Texas Ratio, TR is the ratio of bank assets and reserves to "bad" debts. When it exceeds 100%, the organisation has every chance to go broke.

Of course, some of the listed institutions are small savings banks with relatively moderate assets. They are not systemically important, and their problems can be solved without hindrance to the whole system. Yet, this rating also counts in a number of the largest and systemically important banks in Italy, such as Monte dei Paschi di Siena (assets of € 169 bln. and TR - 269%).

Next comes Veneto Banca (assets - € 33 bln., TR - 239%). This bank, along with Banco Popolare di Vicenza (assets - € 39 bln., TR - 210%), has been salvaged last year due to the government’s intervention. Now, however, it needs money again. Together, these banks are the seventh in the rating of the largest banks in Italy.

Some experts believe that Popolare di Vicenza and Veneto Banca would not be able to rely on financial assistance, as they are not considered systemically significant. This nudged investors to withdraw funds from banks, which further exacerbated their problems.

In general, nearly every Italy's largest banking group, with the exception of Unicredit, Intesa Sao Paolo and Mediobanca itself, has TRs well above 100%.

Eisman recently noted that the two largest banks - Unicredit and Intesa San Paolo - have a TR of more than 90%. While other banks remain in their previous condition, they will keep pulling down two large banks. In order to maintain solvency, Unicredit raised € 13 billion this year, and it lent € 24 billion in free money last week.

Banks must be solvent to be eligible for state aid. Presumably, this should automatically set down any bank with TR over 150%, and these are MPS, Popolare di Vicenza, Banco Popolare, Unipol Banca, Veneto Banca and Banca Carige.

The financial support must be aligned with the current EU standards, which stipulate that before the state funds are poured into the creditors, the bank and shareholders, and must conduct a bail-in of eight percent of the total amount of obligations.
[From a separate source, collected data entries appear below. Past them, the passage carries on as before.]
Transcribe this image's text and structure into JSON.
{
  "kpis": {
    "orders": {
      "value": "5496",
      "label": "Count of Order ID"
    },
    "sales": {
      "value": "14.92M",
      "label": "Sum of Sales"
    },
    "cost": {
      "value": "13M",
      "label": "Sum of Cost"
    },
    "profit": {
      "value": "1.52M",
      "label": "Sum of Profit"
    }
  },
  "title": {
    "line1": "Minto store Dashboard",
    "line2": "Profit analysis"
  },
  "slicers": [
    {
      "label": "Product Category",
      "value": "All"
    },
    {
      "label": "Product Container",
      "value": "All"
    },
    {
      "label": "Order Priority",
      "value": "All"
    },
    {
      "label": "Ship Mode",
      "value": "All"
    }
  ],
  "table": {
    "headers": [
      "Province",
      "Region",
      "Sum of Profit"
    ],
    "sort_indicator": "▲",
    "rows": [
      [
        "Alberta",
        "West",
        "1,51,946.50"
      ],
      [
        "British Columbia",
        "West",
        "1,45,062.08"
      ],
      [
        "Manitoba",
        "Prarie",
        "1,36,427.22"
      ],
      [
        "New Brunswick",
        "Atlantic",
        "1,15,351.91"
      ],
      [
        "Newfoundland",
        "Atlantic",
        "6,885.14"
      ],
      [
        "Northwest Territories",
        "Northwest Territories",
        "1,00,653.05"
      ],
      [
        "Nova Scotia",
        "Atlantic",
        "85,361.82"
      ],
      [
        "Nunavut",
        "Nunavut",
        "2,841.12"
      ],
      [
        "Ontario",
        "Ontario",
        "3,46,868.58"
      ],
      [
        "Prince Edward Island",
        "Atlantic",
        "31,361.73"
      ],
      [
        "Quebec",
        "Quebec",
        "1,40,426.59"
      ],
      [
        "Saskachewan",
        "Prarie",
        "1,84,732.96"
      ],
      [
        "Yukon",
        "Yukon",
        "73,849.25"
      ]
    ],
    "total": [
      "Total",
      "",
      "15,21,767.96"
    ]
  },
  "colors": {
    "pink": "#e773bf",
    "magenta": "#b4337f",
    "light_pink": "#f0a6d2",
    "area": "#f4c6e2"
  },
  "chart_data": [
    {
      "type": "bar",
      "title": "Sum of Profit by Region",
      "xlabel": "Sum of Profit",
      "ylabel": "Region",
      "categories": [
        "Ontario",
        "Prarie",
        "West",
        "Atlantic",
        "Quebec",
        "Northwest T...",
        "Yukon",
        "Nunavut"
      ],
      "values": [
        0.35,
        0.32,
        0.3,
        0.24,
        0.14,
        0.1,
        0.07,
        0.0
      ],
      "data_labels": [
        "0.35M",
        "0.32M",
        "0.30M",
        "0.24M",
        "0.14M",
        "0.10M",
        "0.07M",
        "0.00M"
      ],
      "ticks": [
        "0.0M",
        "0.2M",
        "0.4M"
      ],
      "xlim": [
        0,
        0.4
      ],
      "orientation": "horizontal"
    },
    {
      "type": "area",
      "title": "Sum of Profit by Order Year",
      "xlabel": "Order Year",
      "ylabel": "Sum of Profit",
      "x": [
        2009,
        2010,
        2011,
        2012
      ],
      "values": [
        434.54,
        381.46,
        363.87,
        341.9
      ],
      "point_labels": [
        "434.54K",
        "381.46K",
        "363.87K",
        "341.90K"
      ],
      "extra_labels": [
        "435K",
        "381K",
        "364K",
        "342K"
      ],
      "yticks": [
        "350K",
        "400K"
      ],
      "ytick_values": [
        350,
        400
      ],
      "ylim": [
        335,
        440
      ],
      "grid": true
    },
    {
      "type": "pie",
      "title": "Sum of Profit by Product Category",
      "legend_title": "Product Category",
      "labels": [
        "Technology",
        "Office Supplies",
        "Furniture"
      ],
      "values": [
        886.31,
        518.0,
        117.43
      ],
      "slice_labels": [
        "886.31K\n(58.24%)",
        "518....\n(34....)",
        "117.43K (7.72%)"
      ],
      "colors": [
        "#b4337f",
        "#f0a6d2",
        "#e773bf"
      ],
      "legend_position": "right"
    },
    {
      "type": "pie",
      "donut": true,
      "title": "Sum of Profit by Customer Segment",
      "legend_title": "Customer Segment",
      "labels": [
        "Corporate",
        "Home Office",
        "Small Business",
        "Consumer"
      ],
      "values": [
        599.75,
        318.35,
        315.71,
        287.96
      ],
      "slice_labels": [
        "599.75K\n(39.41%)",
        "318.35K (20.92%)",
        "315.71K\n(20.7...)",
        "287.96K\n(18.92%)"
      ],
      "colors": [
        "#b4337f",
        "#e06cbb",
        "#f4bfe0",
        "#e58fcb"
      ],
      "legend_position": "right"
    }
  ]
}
Italy's government realizes that such approach can eventually destroy retail investors. In order to avoid this consequence, the government offered to compensate losses to retail holders of bonds by state funds, which is in direct contradiction with the EU laws.

Until now, the EC has remained silent on this issue, apparently hoping that solving the Italian financial sector problems cannot wait for the end of the elections in France in the end of April, given the German elections in the autumn. Then, the continental taxpayers will finance a bail-out of bad debts of banks, as President of the European Banking Authority Andrea Enriia and ECB Vice President Vitor Constancio have already asked.

Absence of guarantees that the Italian banks are able to keep their heads above water makes all this a rather dangerous game of expectation and hope.